Nietzsche selbst hat Goethe zutiefst bewundert. In seinen Schriften nennt er ihn den "vollendeten Menschen der Kultur" – jenen, der Maß, Sinnlichkeit und Geist zu vereinen wusste. "Goethe", schrieb Nietzsche, "ist nicht ein Ereignis der Nation, sondern der Menschheit." Für ihn war Goethe der Gegenentwurf zu den dogmatischen Denkern seiner Zeit: kein Asket, sondern ein Bejaher des Lebens. In dieser Verehrung lag zugleich eine Abrechnung mit der Religion. Nietzsche sah in Goethe denjenigen, der das Christentum bereits "überwunden" hatte – nicht im Zorn, sondern in schöpferischer Selbstbehauptung. Während Luther die Kirche reformierte, befreite Goethe den Glauben vom Dogma, und Nietzsche schließlich erklärte den Gott der Dogmen für tot.
"Gott ist tot. Gott bleibt tot. Und wir haben ihn getötet", schrieb Nietzsche in der Fröhlichen Wissenschaft – kein Triumphschrei, sondern eine Klage. Er meinte damit nicht den Verlust des Glaubens an ein Jenseits, sondern den Zusammenbruch aller alten Werte, die den Menschen Halt gegeben hatten. Und doch: in dieser Leere sah Nietzsche die Möglichkeit eines neuen Menschentums. Der Mensch müsse, wie Faust, seine eigene Schöpfung werden. So schließt sich in Weimar ein Kreis: Von Luther, der Gott neu begriff, über Goethe, der ihn suchte, zu Nietzsche, der ihn in sich selbst aufhob. Im Schatten des Nietzsche-Archivs spürt man, dass Weimar nicht nur das Zentrum deutscher Kultur ist, sondern auch der Ort ihrer tiefsten Selbstbefragung.

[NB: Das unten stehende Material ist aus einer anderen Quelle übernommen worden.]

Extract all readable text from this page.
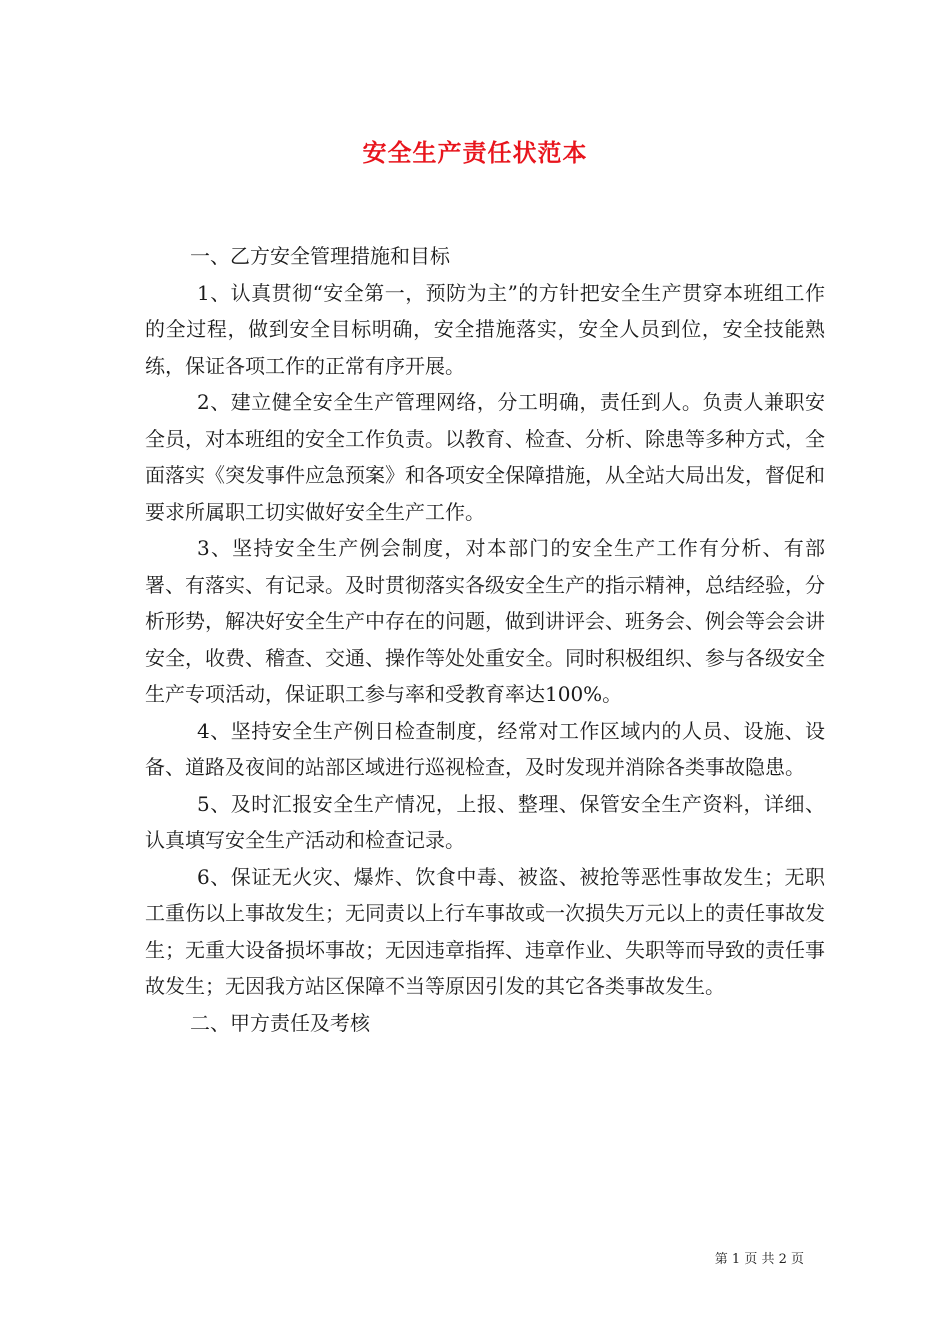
安全生产责任状范本

一、乙方安全管理措施和目标

1、认真贯彻“安全第一，预防为主”的方针把安全生产贯穿本班组工作的全过程，做到安全目标明确，安全措施落实，安全人员到位，安全技能熟练，保证各项工作的正常有序开展。

2、建立健全安全生产管理网络，分工明确，责任到人。负责人兼职安全员，对本班组的安全工作负责。以教育、检查、分析、除患等多种方式，全面落实《突发事件应急预案》和各项安全保障措施，从全站大局出发，督促和要求所属职工切实做好安全生产工作。

3、坚持安全生产例会制度，对本部门的安全生产工作有分析、有部署、有落实、有记录。及时贯彻落实各级安全生产的指示精神，总结经验，分析形势，解决好安全生产中存在的问题，做到讲评会、班务会、例会等会会讲安全，收费、稽查、交通、操作等处处重安全。同时积极组织、参与各级安全生产专项活动，保证职工参与率和受教育率达100%。

4、坚持安全生产例日检查制度，经常对工作区域内的人员、设施、设备、道路及夜间的站部区域进行巡视检查，及时发现并消除各类事故隐患。

5、及时汇报安全生产情况，上报、整理、保管安全生产资料，详细、认真填写安全生产活动和检查记录。

6、保证无火灾、爆炸、饮食中毒、被盗、被抢等恶性事故发生；无职工重伤以上事故发生；无同责以上行车事故或一次损失万元以上的责任事故发生；无重大设备损坏事故；无因违章指挥、违章作业、失职等而导致的责任事故发生；无因我方站区保障不当等原因引发的其它各类事故发生。

二、甲方责任及考核

第 1 页 共 2 页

Das Hotel Amalienhof – gelebter Protestantismus
Wer von der Herderkirche hinauf zur Schillerstraße geht, stößt auf das Hotel Amalienhof – ein Haus, das Geschichte atmet. Hinter der klassizistischen Fassade verbirgt sich ein Ort, an dem der protestantische Gedanke der Nächstenliebe in moderner Form weiterlebt. Das Hotel steht in Trägerschaft der Diakonie Mitteldeutschlands, jener Institution, die im 19. Jahrhundert aus der evangelischen Sozialbewegung hervorging. Hier wird Gastfreundschaft nicht nur als Service verstanden, sondern als gelebte Theologie: das Willkommenheißen als Ausdruck des Glaubens.
"Unsere Wurzeln liegen in der Reformation", heißt es in der Hauschronik. Und tatsächlich: Wer im Amalienhof übernachtet, wohnt im Schatten der Herderkirche, in Sichtweite von Goethes Wohnhaus – mitten im geistigen Herz Weimars. So verbindet das Hotel auf stille Weise die Fäden, die sich durch die Jahrhunderte ziehen: Luthers Glaube, Herders Vernunft, Goethes Suche nach Sinn.
Rückkehr zum Denkmal
Am Ende des Weges steht man wieder auf dem Theaterplatz. Vor dem Deutschen Nationaltheater ruhen Goethe und Schiller in Bronze. "An der Entstehung des Weimarer Doppelstandbilds war der König stark interessiert, da er Goethe, den er persönlich kannte, und auch Schiller sehr verehrte", ergänzt Christian Hecht. Belege seien unter anderem die als "Dichterzimmer" gestalteten Räume in der Königswohnung der Münchner Residenz.
Übrigens muss man gar nicht mal von München nach Weimar reisen, um einen Eindruck vom Goethe-Schiller-Denkmal zu erhaschen – dasselbe Material wurde auch für die Münchner Bavaria verwendet, weiß Hecht.
Goethe, Cranach, Herder, Nietzsche und Schiller – sie alle haben auf ihre Weise versucht, das Göttliche im Menschlichen sichtbar zu machen. Und vielleicht ist genau das Weimars wie Goethes Botschaft an die Welt. Frei nach "Faust": "Es irrt der Mensch, solang er strebt". Weimar bleibt der Ort, an dem dieses Streben sichtbar wird – zwischen Himmel und Erde, zwischen Glaube und Geist, zwischen Bayern und Thüringen, zwischen Gestern und Morgen.